Rated R for sexuality, drugs and languageWith: Ben Stiller, Greta Gerwig, Rhys Ifans, Jennifer Jason Leigh(Recommended)
- Director: Noah Baumbach
- Genre: Comedy, Drama
- Running Time: 107 minutes
At the outset of the new comedy from Noah Baumbach (The Squid and the Whale), the eponymous protagonist arrives in Los Angeles from New York, where he's been doing very little aside from some carpentry to pay the bills. Here on the Left Coast, he plans to do even less — while nominally housesitting for his high-achieving brother.
Roger Greenberg (Ben Stiller) has no job, no fixed abode and no relationships that stick, unless you count his old friend Ivan — an ex-bandmate adrift in marital troubles, played low-key and serious by Welsh wild man Rhys Ifans, otherwise known as Hugh Grant's adorably loony roomie in Notting Hill — and former girlfriend Beth (Jennifer Jason Leigh), who has moved further ahead with her life than Greenberg is willing to acknowledge.
Yet Greenberg's aimless existence is less a lifestyle than a defensive crouch.
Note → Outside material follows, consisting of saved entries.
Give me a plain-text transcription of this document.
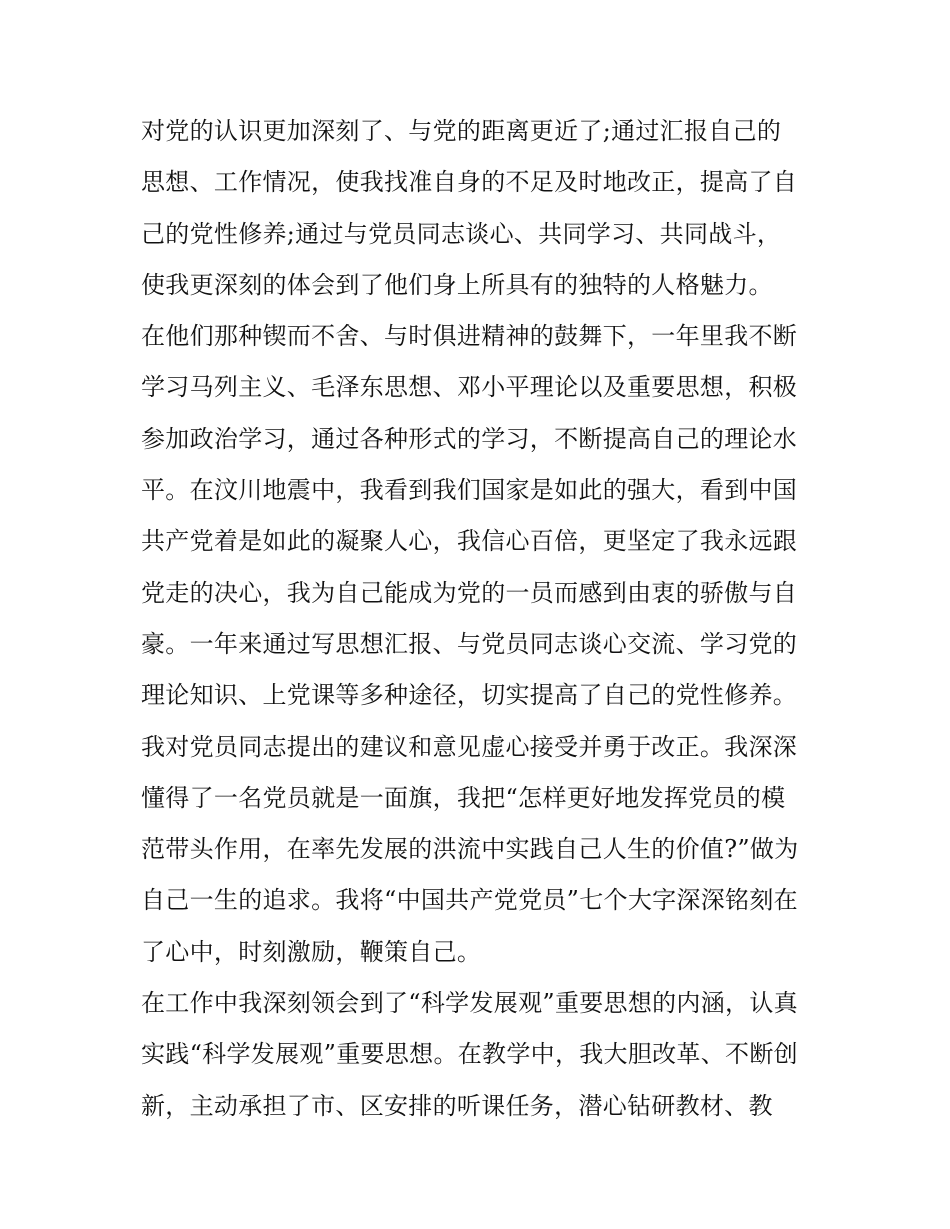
对党的认识更加深刻了、与党的距离更近了;通过汇报自己的
思想、工作情况，使我找准自身的不足及时地改正，提高了自
己的党性修养;通过与党员同志谈心、共同学习、共同战斗，
使我更深刻的体会到了他们身上所具有的独特的人格魅力。
在他们那种锲而不舍、与时俱进精神的鼓舞下，一年里我不断
学习马列主义、毛泽东思想、邓小平理论以及重要思想，积极
参加政治学习，通过各种形式的学习，不断提高自己的理论水
平。在汶川地震中，我看到我们国家是如此的强大，看到中国
共产党着是如此的凝聚人心，我信心百倍，更坚定了我永远跟
党走的决心，我为自己能成为党的一员而感到由衷的骄傲与自
豪。一年来通过写思想汇报、与党员同志谈心交流、学习党的
理论知识、上党课等多种途径，切实提高了自己的党性修养。
我对党员同志提出的建议和意见虚心接受并勇于改正。我深深
懂得了一名党员就是一面旗，我把“怎样更好地发挥党员的模
范带头作用，在率先发展的洪流中实践自己人生的价值?”做为
自己一生的追求。我将“中国共产党党员”七个大字深深铭刻在
了心中，时刻激励，鞭策自己。
在工作中我深刻领会到了“科学发展观”重要思想的内涵，认真
实践“科学发展观”重要思想。在教学中，我大胆改革、不断创
新，主动承担了市、区安排的听课任务，潜心钻研教材、教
With his verbal fists up, ready to hurt the world before it can hurt him, our antihero is angry, bitter and sporadically mean. And like many thwarted achievers who haven't yet lost their drive to make a mark, he expends his energy in an orgy of epistolary consumer rage, firing off letters of complaint for minor offenses to his comfort and convenience.
Flummoxed by the slightest glitch in the minimal duties that are his as designated housesitter, Greenberg calls on Florence, his brother's personal assistant, and they embark on the desultory sex-with-benefits dating that passes for romance among the modern-day slackoisie. Played with tentative charm by Greta Gerwig, the uncrowned queen of low-budget mumblecore movies like Hannah Takes the Stairs, this young woman (an aspiring singer) is a loose-ended blond beauty in indeterminate pease-pudding cardigans. At first blush she seems as aimless and dissatisfied as the lover who bestows on her the kind of mixed messages to which she's all too accustomed. But Florence has something Greenberg seems to lack — potential — and in the cracks between their push-pull feints, something may be changing.
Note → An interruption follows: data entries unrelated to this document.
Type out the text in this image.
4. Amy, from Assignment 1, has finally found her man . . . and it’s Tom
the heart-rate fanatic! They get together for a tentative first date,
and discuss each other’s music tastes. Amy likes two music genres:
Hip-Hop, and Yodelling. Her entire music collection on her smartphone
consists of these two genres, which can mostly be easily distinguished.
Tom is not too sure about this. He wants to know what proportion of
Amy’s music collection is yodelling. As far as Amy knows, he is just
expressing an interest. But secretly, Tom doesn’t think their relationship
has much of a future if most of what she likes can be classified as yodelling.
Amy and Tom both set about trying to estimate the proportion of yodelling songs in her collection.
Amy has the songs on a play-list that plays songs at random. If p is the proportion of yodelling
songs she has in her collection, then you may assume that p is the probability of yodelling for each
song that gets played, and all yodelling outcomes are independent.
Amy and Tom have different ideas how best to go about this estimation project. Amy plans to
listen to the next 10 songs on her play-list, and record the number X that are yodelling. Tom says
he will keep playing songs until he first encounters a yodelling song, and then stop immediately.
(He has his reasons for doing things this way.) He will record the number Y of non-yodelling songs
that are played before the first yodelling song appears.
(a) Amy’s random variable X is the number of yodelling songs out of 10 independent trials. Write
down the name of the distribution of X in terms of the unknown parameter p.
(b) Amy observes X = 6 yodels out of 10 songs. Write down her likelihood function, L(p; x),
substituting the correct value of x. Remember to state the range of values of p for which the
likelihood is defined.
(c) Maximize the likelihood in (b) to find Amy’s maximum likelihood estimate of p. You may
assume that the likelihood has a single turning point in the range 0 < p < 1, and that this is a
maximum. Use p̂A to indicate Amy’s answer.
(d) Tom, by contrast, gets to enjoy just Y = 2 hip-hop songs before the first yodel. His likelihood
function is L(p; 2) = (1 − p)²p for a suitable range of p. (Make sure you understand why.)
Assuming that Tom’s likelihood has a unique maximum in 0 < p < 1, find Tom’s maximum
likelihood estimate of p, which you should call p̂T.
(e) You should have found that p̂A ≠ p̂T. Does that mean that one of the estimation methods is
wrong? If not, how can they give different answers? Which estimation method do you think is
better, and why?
That's new for Baumbach, who tends to hold his fastidiously cerebral nose at the prospect of plot or character development, and whose self-conscious movies — even his promising debut Kicking and Screaming — usually come marred by a mean spirit dressed up as psychological insight. Throughout The Squid and the Whale, I kept wondering what the writer-director's parents felt as they smiled gamely through the premiere of this barely disguised take-down of their troubled marriage, not to mention their neurotic temperaments. And the muddy-looking Margot at the Wedding, which featured some of the most unsalvageably repellent whiners I've met on or off screen, appeared to have been shot through a torn retina.
Wilson Webb/Focus Features
Men On The Verge: A post-breakdown Roger Greenberg (Ben Stiller, right) travels to Los Angeles to housesit for his overachieving family-man of a brother. While there, he reconnects with an old friend and former bandmate, Ivan (Rhys Ifans, left).
Men On The Verge: A post-breakdown Roger Greenberg (Ben Stiller, right) travels to Los Angeles to housesit for his overachieving family-man of a brother. While there, he reconnects with an old friend and former bandmate, Ivan (Rhys Ifans, left). Wilson Webb/Focus Features
Greenberg, by contrast, is on every level the work of a more mature filmmaker, and quite possibly a happier man. Collaborating with his wife (the actress and writer Jennifer Jason Leigh, who grew up in Los Angeles), Baumbach sidesteps the reflexive New Yorker's contempt for the city shown by his longtime hero, Woody Allen, in favor of a charmingly relaxed acceptance of Greenberg's Hollywood Hills milieu. If anything, Baumbach seems influenced by early Robert Altman, editing his scenes in such a way as to make us feel as though we're eavesdropping on people living their lives rather than declaiming clever lines of dialogue. And he has coaxed out of Ben Stiller — an actor who has often been content with an uninflected gimlet stare into the headlights of humiliation — a subtle portrayal of a man stewing in a crisis he refuses to acknowledge, and which bursts out of him in gusts of misdirected rage.
Best of all, Baumbach has opened himself up to the pleasures of forward motion. For much of Greenberg, his articulate but ineffably clueless hero — even as he cocoons himself in the spurious superiority of the thoroughly marginalized — digs himself deeper into tragic-comic regression until he ends up at a fork in the road precipitated by his being the oldest guest, by at least 20 years, at a drug-addled party.
For all Greenberg's strenuous efforts to persuade himself and others that he wants nothing and regrets nothing, there is a reason for his funk. His alienation is not, as in Baumbach's other movies, brought about by deadbeat parents but by his own actions, a fateful decision made in his absolutist youth. Saying it out loud, and doing a little good for someone else, frees Greenberg not for some easy epiphany but for a slow, uneven process of climate change that raises the possibilities of ordinary happiness.
And the recognition, for that matter, that you don't have to be Jesus Christ to become a useful carpenter to those you might love — and who might just love you in return.